Approved legislation

  • (New) Colorado House Bill 11-1072: HB 11-1072 creates several new requirements for initiative proponents. In particular, the bill requires proponents, within ten days of filing, to produce a report detailing all the expenditures relating to the circulation of the initiative. The report must include the dates of circulation, total hours worked, and gross wages earned by each circulator. After the report is filed, any registered voter may challenge the report within ten days. Initiative proponents then have ten days to correct the error or a judicial hearing is scheduled. If the judge determines that an intentional violation did occur, the proponents are subject to a fine equal to three times the omission. In addition, proponents may be subject to civil action by the voter who brought the challenge for the recovery of legal fees.[15] Citizens in Charge rating: Reduces initiative rights.
  • Florida House Bill 1355: HB 1355 contains extensive modifications to Florida’s election law. With respect to initiative and referendum, the bill cuts the signature gathering period from 4 to 2 years. It also shortens the window for challenging legislatively-referred ballot questions.[16] Citizens in Charge rating: Reduces initiative rights.
  • Arizona House Bill 2304: HB 2304 alters the state’s requirements for petition circulators, eases third-party primary access, and clarifies laws regarding wearing political apparel at polling places. With respect to initiatives, the law repeals the state’s unconstitutional circulator residency requirement. However, it replaces this requirement with a requirement that out-of-state circulators register with the state.[17] Citizens in Charge rating: Reduces initiative rights.

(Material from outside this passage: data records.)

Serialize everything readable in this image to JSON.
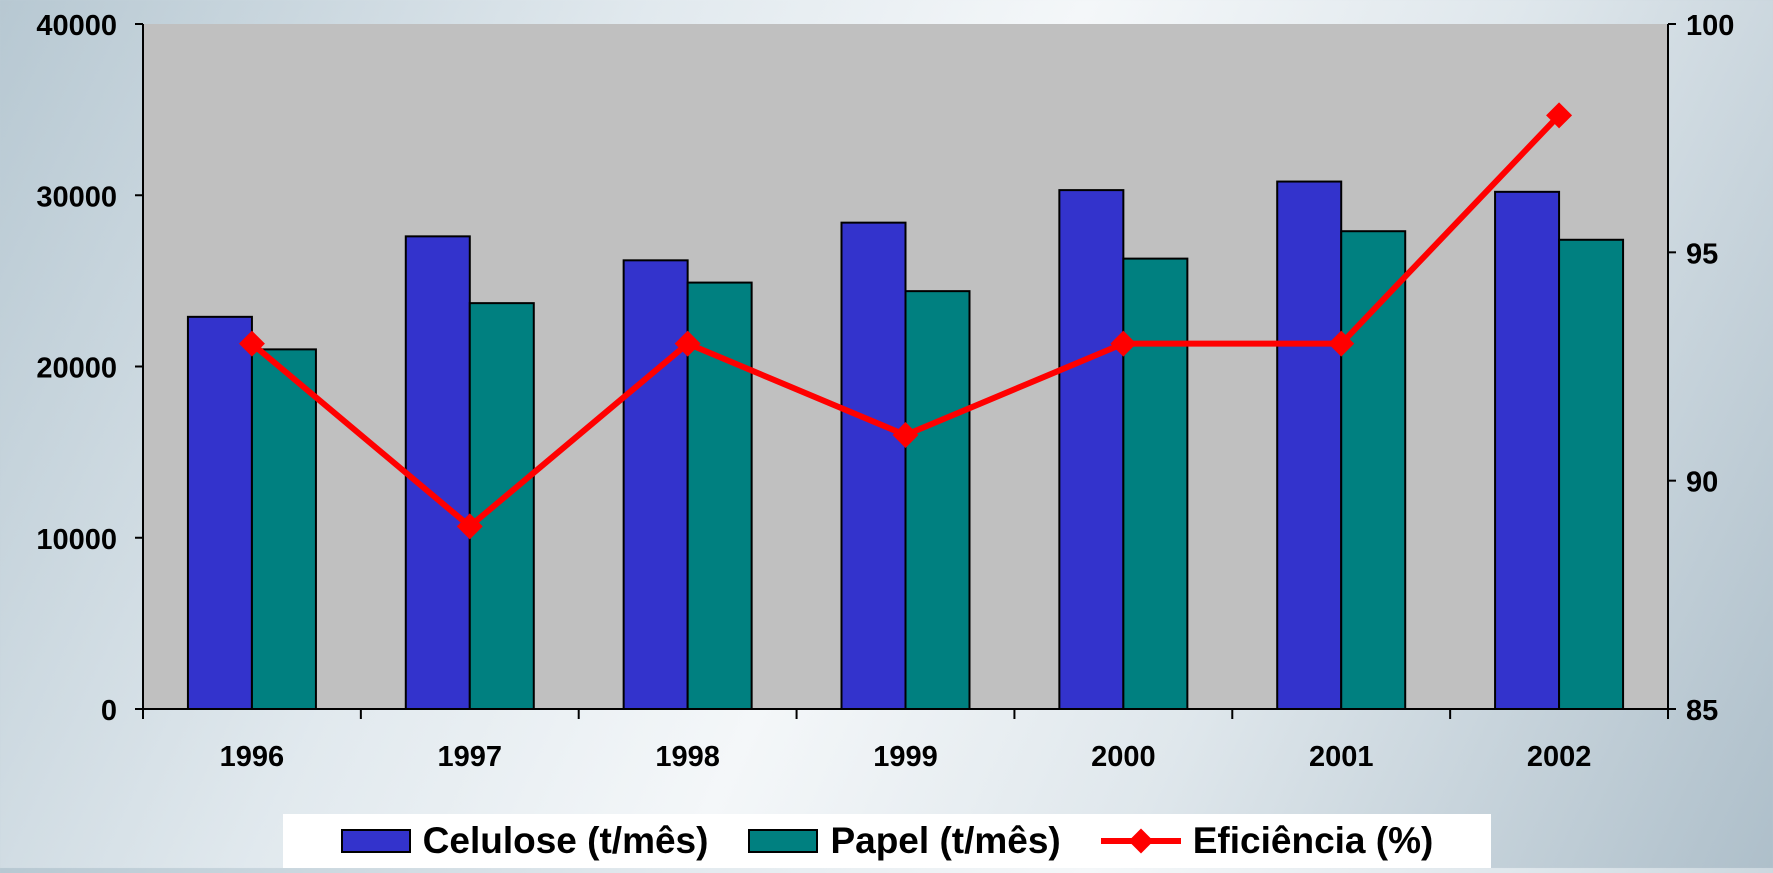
{
  "chart_data": {
    "type": "bar",
    "categories": [
      "1996",
      "1997",
      "1998",
      "1999",
      "2000",
      "2001",
      "2002"
    ],
    "series": [
      {
        "name": "Celulose (t/mês)",
        "type": "bar",
        "axis": "left",
        "color": "#3333cc",
        "values": [
          22900,
          27600,
          26200,
          28400,
          30300,
          30800,
          30200
        ]
      },
      {
        "name": "Papel (t/mês)",
        "type": "bar",
        "axis": "left",
        "color": "#008080",
        "values": [
          21000,
          23700,
          24900,
          24400,
          26300,
          27900,
          27400
        ]
      },
      {
        "name": "Eficiência (%)",
        "type": "line",
        "axis": "right",
        "color": "#ff0000",
        "values": [
          93.0,
          89.0,
          93.0,
          91.0,
          93.0,
          93.0,
          98.0
        ]
      }
    ],
    "y_left": {
      "min": 0,
      "max": 40000,
      "ticks": [
        "0",
        "10000",
        "20000",
        "30000",
        "40000"
      ]
    },
    "y_right": {
      "min": 85,
      "max": 100,
      "ticks": [
        "85",
        "90",
        "95",
        "100"
      ]
    },
    "plot_background": "#c0c0c0",
    "legend_position": "bottom",
    "grid": false
  }
}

  • Oklahoma House Bill 1664 (2011): HB 1664 provides for the notification of initiative proponents regarding the title status of a ballot initiative.[2] Citizens in Charge rating: Protects/expands initiative rights.
  • Montana House Bill 391 (2011): HB 391 was passed by the Montana Legislature on March 28, 2011 and has since become law. The law prohibits local ballot measure from setting the enforcement priority of state laws. The law is seen as targeting a local ballot measure which instructed local law enforcement to make marijuana laws their lowest priority.[18][19] Citizens in Charge rating: Reduces initiative rights.
  • Utah Senate Bill 165 (2011): SB 165 changes the basis of Utah’s signature requirements from the number of votes cast in the last gubernatorial election to the number of votes cast in the last presidential election. This will raise the number of signatures required. In addition, the bill bans electronic signatures for ballot initiatives.[20] Citizens in Charge rating: Reduces initiative rights.
  • Virginia Senate Bill 889 (2011): SB 889 removes the requirement that voters include the last four digits of their social security number when signing a petition. Citizens in Charge rating: Protects/expands initiative rights.